Purpose: To investigate the effect of kallikrein 4 (KLK4) on oral squamous cell carcinoma (OSCC), and its mechanism of action.

Method: Human tongue SCC cell line TCA-8113 was cultured, and the interference fragment and irrelevant sequence fragment of KLK4 gene were designed and synthesized. These fragments were constructed into pgcsi-h1 plasmid. Then, the TCA-8113 cells were cultured for 24 h, followed by transfection, after which TCA-8113-NC and TCA-8113-siKLK4 cells were obtained. The mRNA expression of KLK4 was determined using quantitative real-time-polymerase chain reaction (PCR). Proliferative potential was assessed using MTT method, while apoptosis was determined by flow cytometry. Furthermore, cell migration was evaluated by scratch test, and Transwell cell invasion experiment was used to determine cell invasion. Immunoblot assay was applied to determine the expressions of E- and N-cadherins, vimentin, uPA, Wnt1, β-Catenin, p-pi3k and p-Akt.
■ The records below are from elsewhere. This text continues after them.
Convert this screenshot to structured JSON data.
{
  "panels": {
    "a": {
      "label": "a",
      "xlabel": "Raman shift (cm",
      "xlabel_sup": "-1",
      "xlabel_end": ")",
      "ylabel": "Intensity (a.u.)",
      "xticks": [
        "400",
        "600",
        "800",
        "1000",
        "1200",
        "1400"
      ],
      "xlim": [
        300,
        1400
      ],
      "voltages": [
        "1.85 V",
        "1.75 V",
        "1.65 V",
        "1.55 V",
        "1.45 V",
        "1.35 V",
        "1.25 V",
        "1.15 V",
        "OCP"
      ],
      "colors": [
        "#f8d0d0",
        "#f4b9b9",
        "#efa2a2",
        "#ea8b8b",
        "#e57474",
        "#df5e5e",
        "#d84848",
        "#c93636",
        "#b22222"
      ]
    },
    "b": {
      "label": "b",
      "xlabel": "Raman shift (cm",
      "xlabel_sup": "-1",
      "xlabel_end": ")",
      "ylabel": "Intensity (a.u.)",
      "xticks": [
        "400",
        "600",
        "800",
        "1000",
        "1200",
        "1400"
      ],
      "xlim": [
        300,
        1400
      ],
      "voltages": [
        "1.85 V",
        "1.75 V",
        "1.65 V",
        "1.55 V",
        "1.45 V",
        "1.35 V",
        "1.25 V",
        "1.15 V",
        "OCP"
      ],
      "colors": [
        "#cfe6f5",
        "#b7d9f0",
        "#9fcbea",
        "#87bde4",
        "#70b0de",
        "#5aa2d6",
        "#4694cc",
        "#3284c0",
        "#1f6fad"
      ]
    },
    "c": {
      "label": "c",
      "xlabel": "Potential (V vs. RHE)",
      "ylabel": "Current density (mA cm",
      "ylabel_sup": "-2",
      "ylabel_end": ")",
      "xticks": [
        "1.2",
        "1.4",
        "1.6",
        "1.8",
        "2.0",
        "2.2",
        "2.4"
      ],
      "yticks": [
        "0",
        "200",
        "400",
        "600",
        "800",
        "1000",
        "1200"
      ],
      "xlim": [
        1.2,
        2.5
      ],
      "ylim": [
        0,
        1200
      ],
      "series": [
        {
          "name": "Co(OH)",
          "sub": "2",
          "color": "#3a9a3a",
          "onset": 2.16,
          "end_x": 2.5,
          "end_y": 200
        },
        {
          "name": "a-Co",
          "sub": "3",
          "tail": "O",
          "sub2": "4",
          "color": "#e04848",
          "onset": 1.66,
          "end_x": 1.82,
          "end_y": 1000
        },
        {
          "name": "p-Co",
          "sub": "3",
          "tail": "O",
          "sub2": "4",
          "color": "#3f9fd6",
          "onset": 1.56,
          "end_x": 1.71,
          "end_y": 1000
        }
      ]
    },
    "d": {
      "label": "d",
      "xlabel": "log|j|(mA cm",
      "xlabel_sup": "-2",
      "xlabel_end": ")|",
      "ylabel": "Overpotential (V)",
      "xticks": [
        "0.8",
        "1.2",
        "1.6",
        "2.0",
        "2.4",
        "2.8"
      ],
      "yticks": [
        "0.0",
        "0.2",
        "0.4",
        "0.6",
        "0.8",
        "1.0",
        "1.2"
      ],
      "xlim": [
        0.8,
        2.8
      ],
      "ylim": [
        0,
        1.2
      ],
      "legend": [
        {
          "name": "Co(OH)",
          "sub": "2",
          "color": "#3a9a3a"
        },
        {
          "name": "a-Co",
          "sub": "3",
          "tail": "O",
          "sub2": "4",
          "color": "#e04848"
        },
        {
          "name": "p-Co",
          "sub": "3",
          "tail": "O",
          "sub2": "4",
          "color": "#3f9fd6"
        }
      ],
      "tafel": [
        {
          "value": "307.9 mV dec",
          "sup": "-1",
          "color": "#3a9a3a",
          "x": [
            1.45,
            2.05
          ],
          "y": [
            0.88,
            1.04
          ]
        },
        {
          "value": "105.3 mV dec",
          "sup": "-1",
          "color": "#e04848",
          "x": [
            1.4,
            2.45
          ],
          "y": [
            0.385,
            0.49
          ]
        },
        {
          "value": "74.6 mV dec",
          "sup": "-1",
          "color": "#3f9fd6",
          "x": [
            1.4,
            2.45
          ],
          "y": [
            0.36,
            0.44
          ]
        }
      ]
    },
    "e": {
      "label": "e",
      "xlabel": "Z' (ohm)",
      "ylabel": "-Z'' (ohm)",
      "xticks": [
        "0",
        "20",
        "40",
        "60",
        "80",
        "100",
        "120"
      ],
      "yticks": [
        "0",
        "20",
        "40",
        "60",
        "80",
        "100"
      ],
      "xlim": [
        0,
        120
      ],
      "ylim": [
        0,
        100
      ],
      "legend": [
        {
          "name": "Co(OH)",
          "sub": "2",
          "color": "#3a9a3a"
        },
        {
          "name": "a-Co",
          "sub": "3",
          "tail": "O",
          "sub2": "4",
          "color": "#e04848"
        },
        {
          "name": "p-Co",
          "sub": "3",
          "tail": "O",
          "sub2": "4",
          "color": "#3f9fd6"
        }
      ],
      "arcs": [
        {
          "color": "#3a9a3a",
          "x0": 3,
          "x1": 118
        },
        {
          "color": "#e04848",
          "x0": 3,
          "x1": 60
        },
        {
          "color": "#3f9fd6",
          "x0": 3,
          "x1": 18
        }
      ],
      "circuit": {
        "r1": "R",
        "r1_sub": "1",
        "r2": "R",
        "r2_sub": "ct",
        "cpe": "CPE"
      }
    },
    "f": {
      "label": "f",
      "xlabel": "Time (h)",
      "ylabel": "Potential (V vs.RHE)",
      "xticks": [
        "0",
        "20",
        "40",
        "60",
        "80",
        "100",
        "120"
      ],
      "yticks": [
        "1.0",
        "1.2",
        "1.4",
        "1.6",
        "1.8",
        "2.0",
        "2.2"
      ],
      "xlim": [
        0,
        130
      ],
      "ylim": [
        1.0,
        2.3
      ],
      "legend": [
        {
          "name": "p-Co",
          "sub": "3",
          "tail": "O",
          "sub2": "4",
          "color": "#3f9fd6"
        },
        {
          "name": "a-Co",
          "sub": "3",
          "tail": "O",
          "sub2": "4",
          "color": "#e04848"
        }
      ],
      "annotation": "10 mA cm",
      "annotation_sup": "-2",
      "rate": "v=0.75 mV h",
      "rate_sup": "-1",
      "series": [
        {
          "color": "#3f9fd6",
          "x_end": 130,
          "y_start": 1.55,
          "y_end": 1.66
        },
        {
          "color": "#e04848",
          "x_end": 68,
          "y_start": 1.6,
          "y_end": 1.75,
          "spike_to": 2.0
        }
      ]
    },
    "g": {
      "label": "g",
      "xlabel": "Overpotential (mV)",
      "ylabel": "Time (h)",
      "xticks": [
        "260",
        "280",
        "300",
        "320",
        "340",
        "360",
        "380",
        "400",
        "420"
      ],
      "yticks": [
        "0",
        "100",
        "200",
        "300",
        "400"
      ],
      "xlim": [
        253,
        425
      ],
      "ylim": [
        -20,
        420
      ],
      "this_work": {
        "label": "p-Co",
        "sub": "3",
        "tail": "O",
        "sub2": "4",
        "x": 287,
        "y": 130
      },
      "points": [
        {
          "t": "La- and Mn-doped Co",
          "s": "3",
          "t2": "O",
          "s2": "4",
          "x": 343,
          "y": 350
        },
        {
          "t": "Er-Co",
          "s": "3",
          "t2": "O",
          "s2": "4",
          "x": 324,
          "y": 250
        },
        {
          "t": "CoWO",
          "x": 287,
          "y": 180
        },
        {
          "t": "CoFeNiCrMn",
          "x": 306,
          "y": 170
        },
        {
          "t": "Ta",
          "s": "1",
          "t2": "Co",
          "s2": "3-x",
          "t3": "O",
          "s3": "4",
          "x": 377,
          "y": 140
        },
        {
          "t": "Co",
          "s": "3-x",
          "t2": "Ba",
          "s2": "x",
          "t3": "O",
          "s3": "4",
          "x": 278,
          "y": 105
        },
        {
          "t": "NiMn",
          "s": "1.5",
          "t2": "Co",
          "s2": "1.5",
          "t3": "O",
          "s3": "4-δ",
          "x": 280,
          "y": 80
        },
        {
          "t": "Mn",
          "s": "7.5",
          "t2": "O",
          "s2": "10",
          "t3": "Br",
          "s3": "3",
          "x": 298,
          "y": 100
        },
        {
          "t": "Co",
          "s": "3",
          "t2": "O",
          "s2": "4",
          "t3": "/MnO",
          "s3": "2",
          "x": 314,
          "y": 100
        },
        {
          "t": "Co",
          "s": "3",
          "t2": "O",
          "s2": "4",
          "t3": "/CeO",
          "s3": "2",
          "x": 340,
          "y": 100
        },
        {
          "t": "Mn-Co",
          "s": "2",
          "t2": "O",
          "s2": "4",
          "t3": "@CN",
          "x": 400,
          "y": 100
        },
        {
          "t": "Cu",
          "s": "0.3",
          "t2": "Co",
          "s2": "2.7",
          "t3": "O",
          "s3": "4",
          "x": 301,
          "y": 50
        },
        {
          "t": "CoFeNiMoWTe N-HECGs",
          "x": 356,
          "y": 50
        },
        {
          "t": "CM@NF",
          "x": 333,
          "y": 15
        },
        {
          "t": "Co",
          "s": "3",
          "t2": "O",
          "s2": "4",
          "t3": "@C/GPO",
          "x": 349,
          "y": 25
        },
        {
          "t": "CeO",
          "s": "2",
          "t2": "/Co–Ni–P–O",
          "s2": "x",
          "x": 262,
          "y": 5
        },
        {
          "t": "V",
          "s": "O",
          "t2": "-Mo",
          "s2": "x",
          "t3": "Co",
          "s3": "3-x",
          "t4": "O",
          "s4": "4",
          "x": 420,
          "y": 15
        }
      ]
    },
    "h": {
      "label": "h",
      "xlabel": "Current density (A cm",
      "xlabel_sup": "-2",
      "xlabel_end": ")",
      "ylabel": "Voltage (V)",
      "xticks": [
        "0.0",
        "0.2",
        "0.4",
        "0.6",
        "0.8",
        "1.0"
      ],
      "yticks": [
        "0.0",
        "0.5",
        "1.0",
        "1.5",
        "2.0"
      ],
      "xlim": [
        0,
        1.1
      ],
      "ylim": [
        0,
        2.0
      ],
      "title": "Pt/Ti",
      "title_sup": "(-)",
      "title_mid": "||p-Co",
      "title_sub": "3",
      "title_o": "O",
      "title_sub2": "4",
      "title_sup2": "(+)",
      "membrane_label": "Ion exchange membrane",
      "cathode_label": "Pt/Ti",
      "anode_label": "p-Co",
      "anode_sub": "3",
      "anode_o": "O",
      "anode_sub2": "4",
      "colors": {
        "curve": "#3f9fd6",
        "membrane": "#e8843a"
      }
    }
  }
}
Result: Compared with TCA-8113-nc, the expression of KLK4 in TCA-8113-siKLK4 cells was significantly down-regulated, while, relative to TCA-8113-NC, TCA-8113-siKLK4 cells had significantly reduced cell proliferation, invasion and migration, and enhanced apoptosis (p < 0.05). Moreover, there was significant up-regulation of E- and N-cadherins, vimentin, uPA, Wnt1, β-Catenin, p-pi3k and p-Akt in TCA-8113-siKLK4 group, relative to TCA-8113-NC (p < 0.05).

Conclusion: KLK4 enhances the multiplication, metastasis and invasive potential of OSCC cells, but suppresses apoptotic changes via activation of Wnt/β-catenin/PI3K/Akt signal route. The potential of Kallikrein-4 as biomarker for OSCC cells should be determined in suitable animal models.